The First Rule is the most important: 'Always run, never fight'.
Over 100 generations, Mia's family has shaped Earth's history to push humanity to the stars, making brutal, wrenching choices along the way.
And now Mia finds herself about to help launch the first people into space. She can't take them to the stars, not quite yet. But with her adversary almost upon her, and with the future of the planet at stake, it's becoming clearer that obeying the First Rule is no longer an option.
For the first time since her line's first generation, Mia will have to choose to stand her ground, knowing that the overwhelming odds mean that she risks not only her bloodline, but also the future of the human race.
Showing that truth is stranger than fiction, Sylvain Neuvel weaves a sci-fi thriller reminiscent of Blake Crouch and Andy Weir in Until the Last of Me, blending a fast-moving, darkly satirical look at the 1960s space race with an exploration of the amorality of progress and the nature of violence.
Praise for Sylvain Neuvel
'It's fascinating to see how Neuvel weaves together fact and fiction . . . a blast.

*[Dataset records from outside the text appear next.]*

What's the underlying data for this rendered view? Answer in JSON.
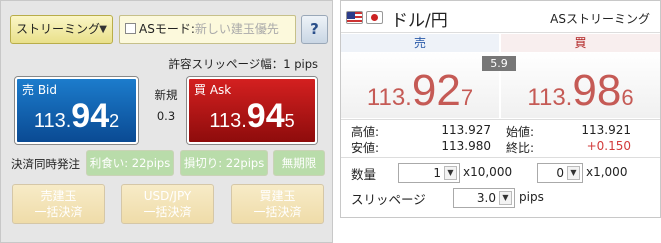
{
  "left": {
    "streaming_label": "ストリーミング",
    "dropdown_caret": "▼",
    "as_mode_label": "ASモード:",
    "as_mode_placeholder": "新しい建玉優先",
    "help_label": "?",
    "slippage_text": "許容スリッページ幅：1 pips",
    "bid": {
      "label": "売 Bid",
      "p1": "113.",
      "p2": "94",
      "p3": "2"
    },
    "ask": {
      "label": "買 Ask",
      "p1": "113.",
      "p2": "94",
      "p3": "5"
    },
    "new_label": "新規",
    "spread": "0.3",
    "settle_label": "決済同時発注",
    "take_profit": "利食い: 22pips",
    "stop_loss": "損切り: 22pips",
    "unlimited": "無期限",
    "bulk_sell_line1": "売建玉",
    "bulk_sell_line2": "一括決済",
    "bulk_pair_line1": "USD/JPY",
    "bulk_pair_line2": "一括決済",
    "bulk_buy_line1": "買建玉",
    "bulk_buy_line2": "一括決済"
  },
  "right": {
    "pair": "ドル/円",
    "mode": "ASストリーミング",
    "sell_header": "売",
    "buy_header": "買",
    "spread": "5.9",
    "sell_price": {
      "p1": "113.",
      "p2": "92",
      "p3": "7"
    },
    "buy_price": {
      "p1": "113.",
      "p2": "98",
      "p3": "6"
    },
    "stats": {
      "high_label": "高値:",
      "high": "113.927",
      "low_label": "安値:",
      "low": "113.980",
      "open_label": "始値:",
      "open": "113.921",
      "close_label": "終比:",
      "close": "+0.150"
    },
    "qty_label": "数量",
    "qty1_value": "1",
    "qty1_unit": "x10,000",
    "qty2_value": "0",
    "qty2_unit": "x1,000",
    "slip_label": "スリッページ",
    "slip_value": "3.0",
    "slip_unit": "pips"
  },
  "colors": {
    "bid": "#0a4a93",
    "ask": "#8e0c0c",
    "price_red": "#c55a55",
    "positive": "#d23c3c"
  }
}
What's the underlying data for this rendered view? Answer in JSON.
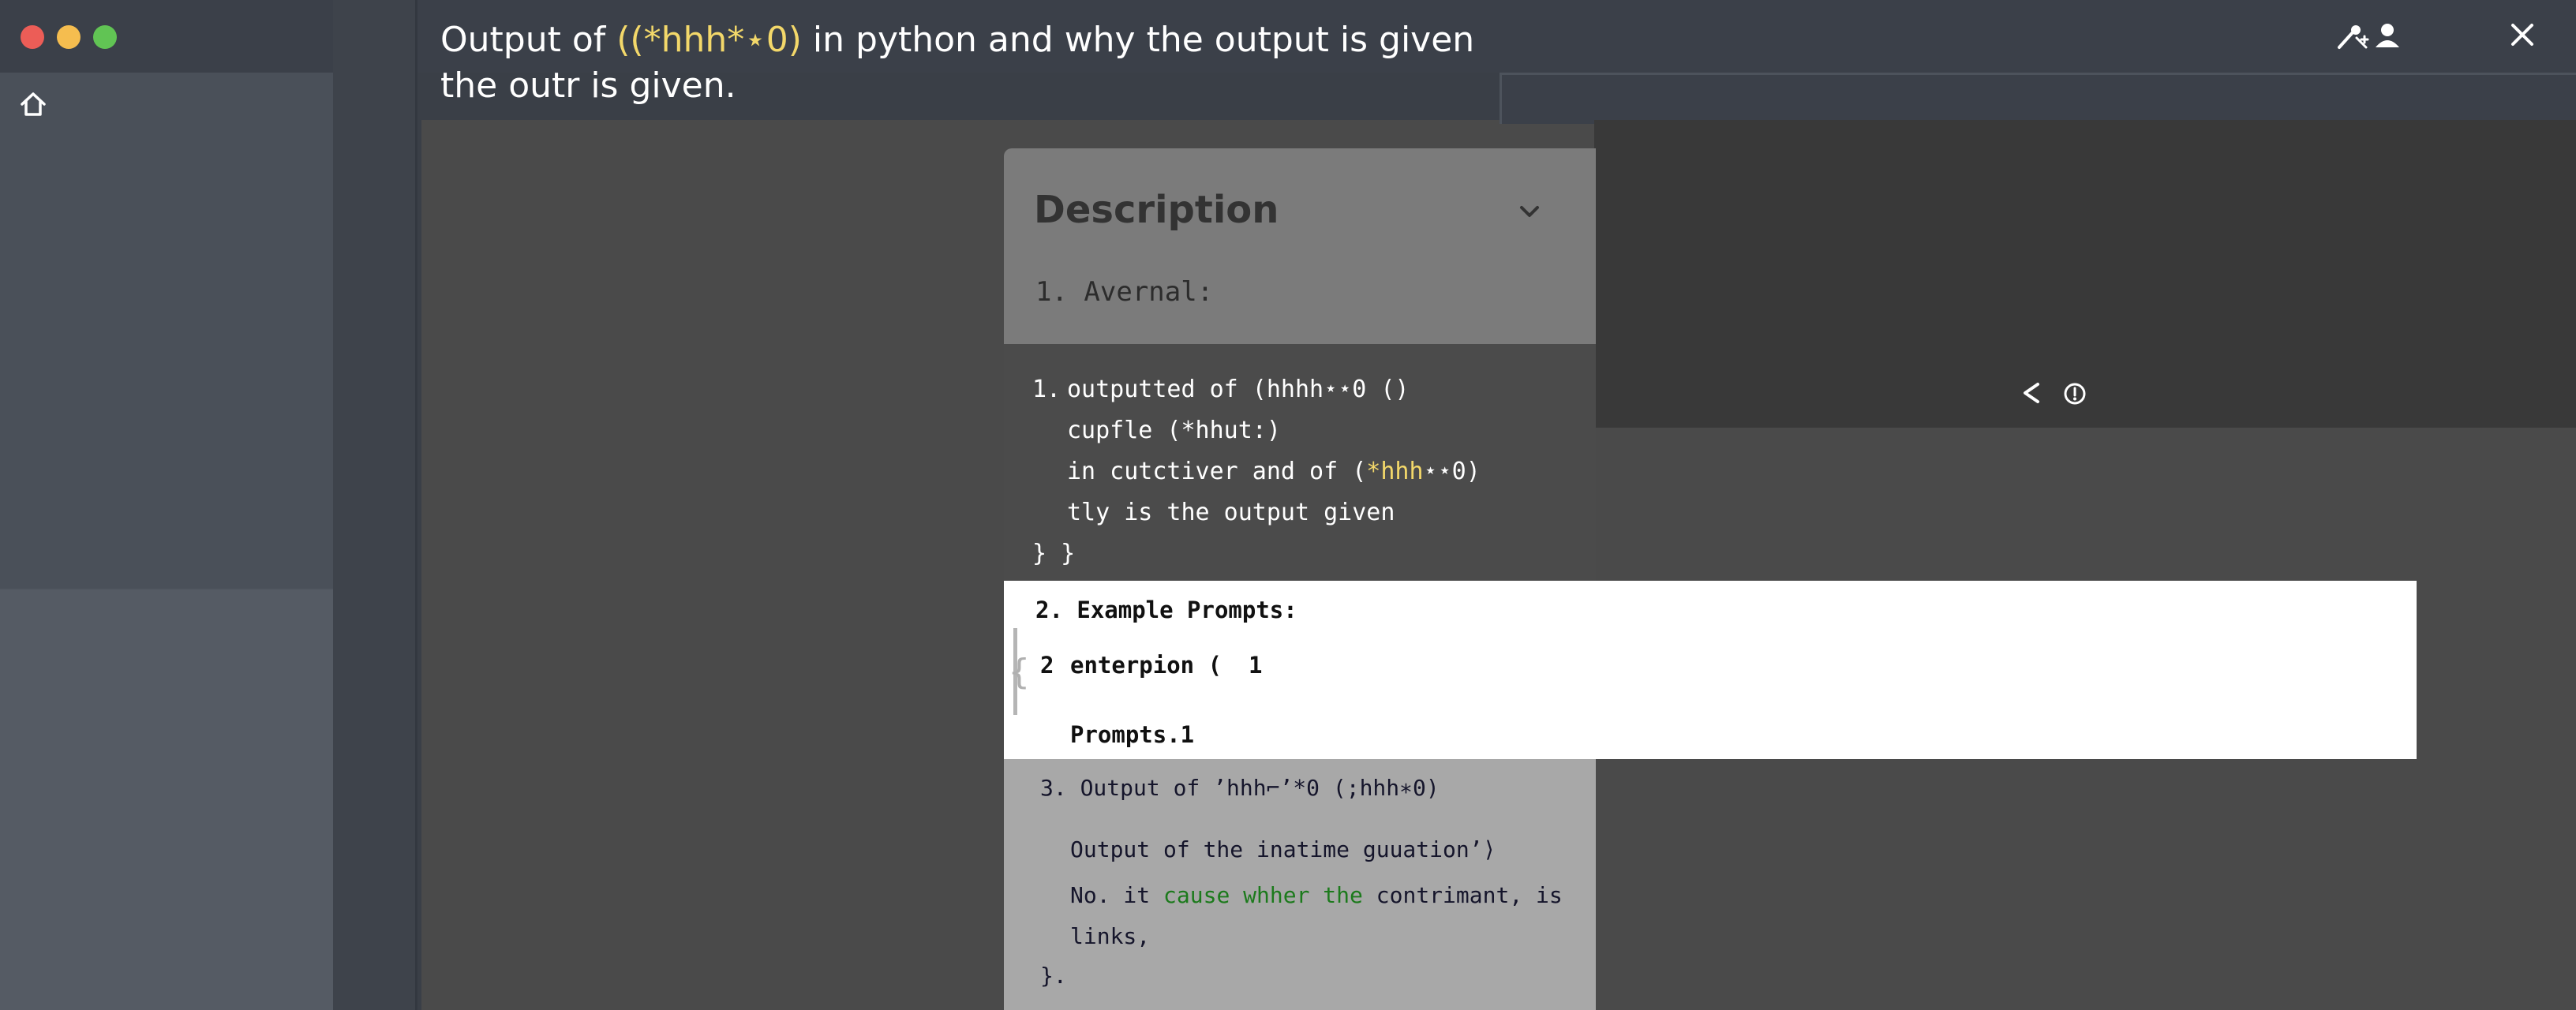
{
  "window": {
    "colors": {
      "close": "#ec5d57",
      "minimize": "#f5bd4f",
      "zoom": "#61c454"
    }
  },
  "header": {
    "title_prefix": "Output of ",
    "title_code": "((*hhh*⋆0)",
    "title_suffix": " in python and why the output is given",
    "title_line2": "the outr is given."
  },
  "icons": {
    "home": "home-icon",
    "share": "share-icon",
    "info": "info-icon",
    "user": "user-icon",
    "collapse": "user-collapse-icon",
    "close": "close-icon"
  },
  "description": {
    "heading": "Description",
    "section1_label": "1. Avernal:",
    "code_block": {
      "number": "1.",
      "line1": "outputted of (hhhh⋆⋆0 ()",
      "line2": "cupfle (*hhut:)",
      "line3_prefix": "in cutctiver and of (",
      "line3_highlight": "*hhh",
      "line3_suffix": "⋆⋆0)",
      "line4": "tly is the output given",
      "line5": "} }"
    },
    "section2": {
      "label": "2. Example Prompts:",
      "row_number": "2",
      "row_text": "enterpion (",
      "row_value": "1",
      "prompts": "Prompts.1"
    },
    "section3": {
      "label": "3. Output of ’hhh⌐’*0 (;hhh∗0)",
      "line1": "Output of the inatime guuation’⟩",
      "line2_prefix": "No. it ",
      "line2_green": "cause whher the",
      "line2_suffix": " contrimant, is",
      "line3": "links,",
      "line4": "}."
    }
  }
}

Seriously clever' - SFX
'An alt-history with a difference. Traces the true story of the development of rocket science but adds an alien-conspiracy-theory edge . . . Good fun' - Guardian
'Wry narration, wired action . . . Fans of alternate history and intelligent sci-fi will love this' -Publishers Weekly
I watched him die, twice. I stuck a tiki torch inside his skull. Mother blew him up with a fucking missile. And yet there’s more of him, always more of him.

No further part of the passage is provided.